Fantasias espirituais e o chamado Divino

Armando Scarpino

1/14/2026

A Parábola do Festim das Núpcias revela o movimento da alma diante do convite de Deus. O Rei simboliza o Criador; a festa, o Reino dos Céus — a plenitude que a vida espiritual oferece. Os servos representam os mensageiros da luz, e os convidados somos todos nós, Espíritos em jornada evolutiva.

 

Muitos, porém, recusam o chamado. Absorvidos pelas preocupações do mundo — pelos “campos” e “negócios” — deixam de ouvir a voz suave que convida ao despertar interior. Assim como os profetas foram ignorados no passado, também hoje muitos fecham o coração às inspirações elevadas.

 

Quando Jesus diz que o Rei chamou “bons e maus”, ensina que a misericórdia divina é universal. Todos são convidados. Mas para permanecer na festa é preciso trajar a veste nupcial, símbolo da pureza e da renovação moral.
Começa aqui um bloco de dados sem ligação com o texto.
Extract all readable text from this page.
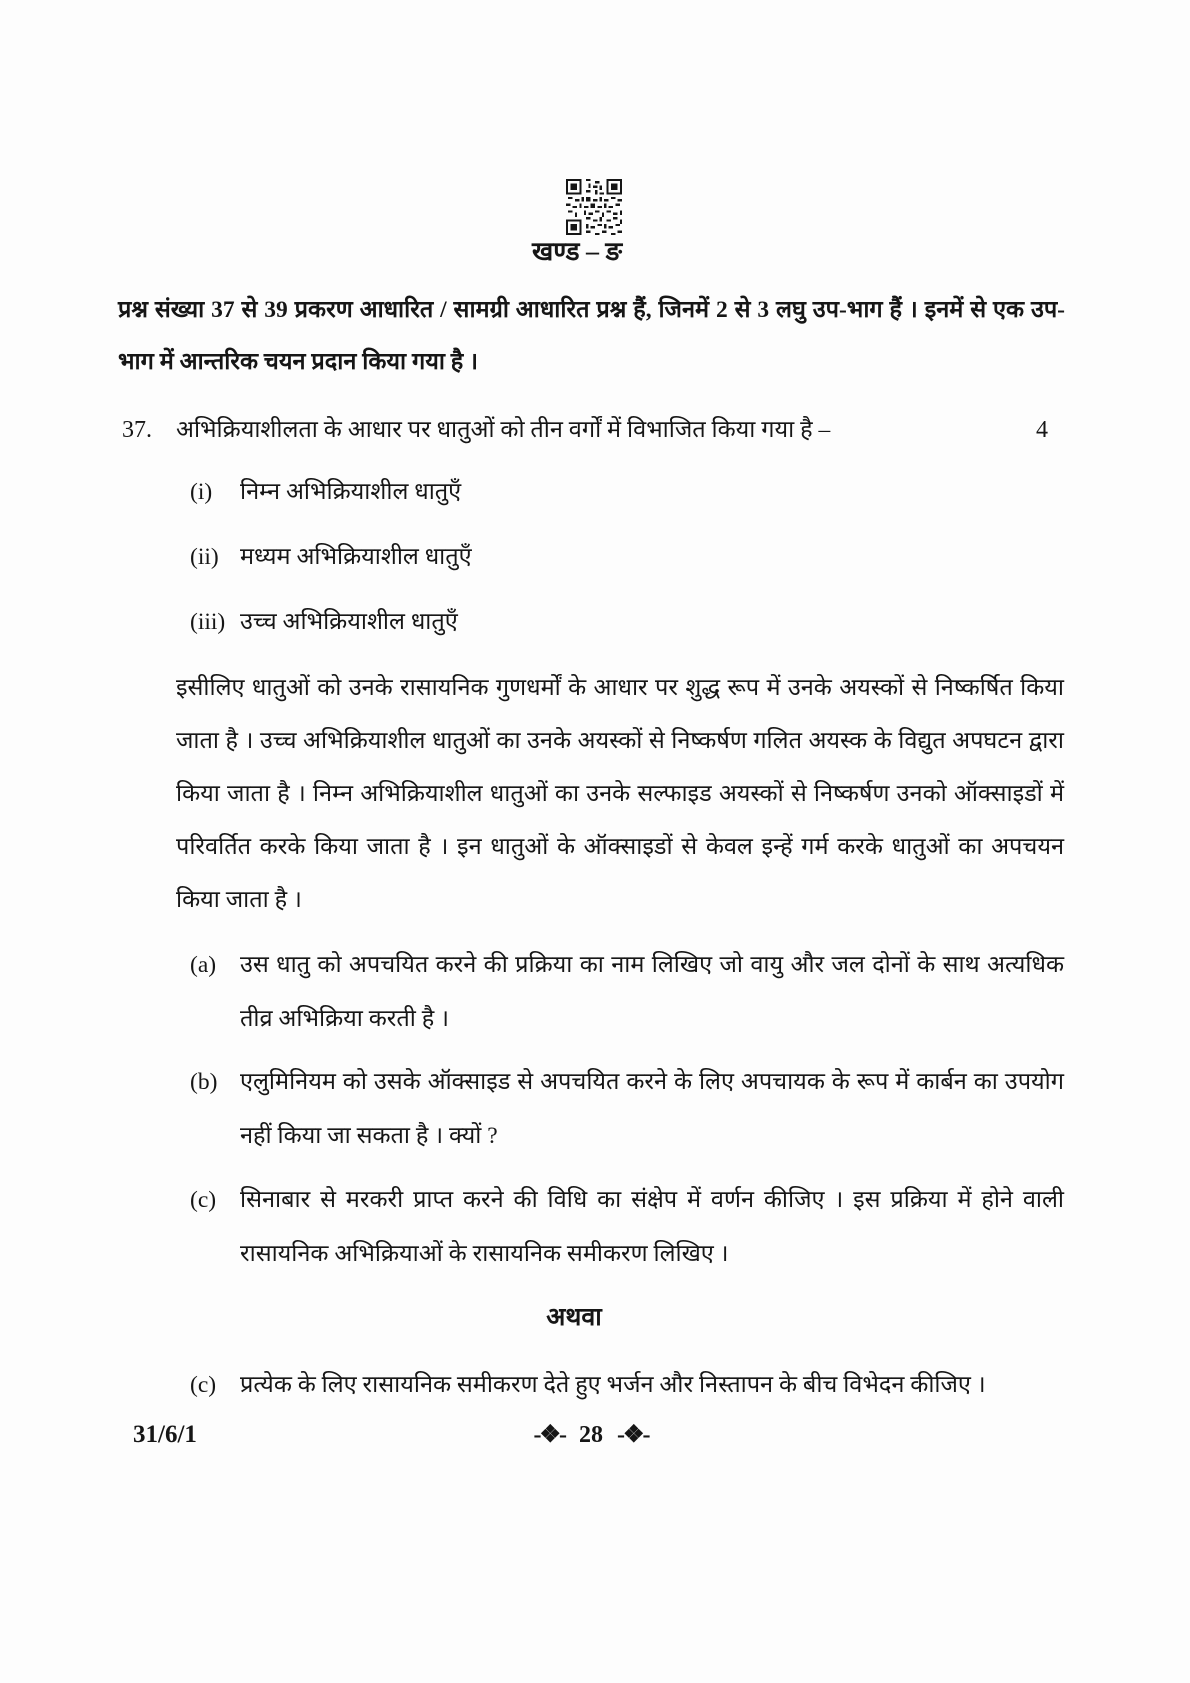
खण्ड – ङ
प्रश्न संख्या 37 से 39 प्रकरण आधारित / सामग्री आधारित प्रश्न हैं, जिनमें 2 से 3 लघु उप-भाग हैं । इनमें से एक उप-भाग में आन्तरिक चयन प्रदान किया गया है ।
37. अभिक्रियाशीलता के आधार पर धातुओं को तीन वर्गों में विभाजित किया गया है –	4
(i) निम्न अभिक्रियाशील धातुएँ
(ii) मध्यम अभिक्रियाशील धातुएँ
(iii) उच्च अभिक्रियाशील धातुएँ
इसीलिए धातुओं को उनके रासायनिक गुणधर्मों के आधार पर शुद्ध रूप में उनके अयस्कों से निष्कर्षित किया जाता है । उच्च अभिक्रियाशील धातुओं का उनके अयस्कों से निष्कर्षण गलित अयस्क के विद्युत अपघटन द्वारा किया जाता है । निम्न अभिक्रियाशील धातुओं का उनके सल्फाइड अयस्कों से निष्कर्षण उनको ऑक्साइडों में परिवर्तित करके किया जाता है । इन धातुओं के ऑक्साइडों से केवल इन्हें गर्म करके धातुओं का अपचयन किया जाता है ।
(a) उस धातु को अपचयित करने की प्रक्रिया का नाम लिखिए जो वायु और जल दोनों के साथ अत्यधिक तीव्र अभिक्रिया करती है ।
(b) एलुमिनियम को उसके ऑक्साइड से अपचयित करने के लिए अपचायक के रूप में कार्बन का उपयोग नहीं किया जा सकता है । क्यों ?
(c) सिनाबार से मरकरी प्राप्त करने की विधि का संक्षेप में वर्णन कीजिए । इस प्रक्रिया में होने वाली रासायनिक अभिक्रियाओं के रासायनिक समीकरण लिखिए ।
अथवा
(c) प्रत्येक के लिए रासायनिक समीकरण देते हुए भर्जन और निस्तापन के बीच विभेदन कीजिए ।
31/6/1	-❖- 28 -❖-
Essa veste é construída lentamente, pelo esforço constante em viver as leis divinas, pelo cultivo do bem e pelo amor que transforma.

 

“Muito será pedido a quem muito recebeu”. Quanto mais luz recebemos, maior é nossa responsabilidade diante da vida. A verdadeira evolução nasce da mudança interior, que modela o corpo espiritual e prepara a alma para patamares mais altos de felicidade.

 

As ilusões do mundo

 

Entretanto, o mundo oferece fantasias sedutoras: vidas perfeitas em revistas e telas, sorrisos forçados, felicidades artificiais. Muitos buscam prazer no prazer alheio, bebendo ilusões como se fossem verdades. Mas o que parece brilho muitas vezes encobre corações feridos e vazios.

 

Joanna de Ângelis conta a história da mulher enterrada em seu carro de luxo, mas que no plano espiritual caminhava a pé. É um lembrete de que nada do que é material tem valor além da sepultura. Apenas o que construímos na alma permanece.

 

Desfazer as vendas

 

Despir-se das ilusões é aceitar o convite divino. É perceber que Deus nos chama diariamente à transformação, à honestidade, ao trabalho digno e ao amor que ilumina.

 

Que possamos ouvir esse chamado, preparar o coração, e vestir, com sinceridade, a veste luminosa da renovação interior.

 

Somente assim ingressaremos no banquete da vida espiritual, onde habita a verdadeira felicidade.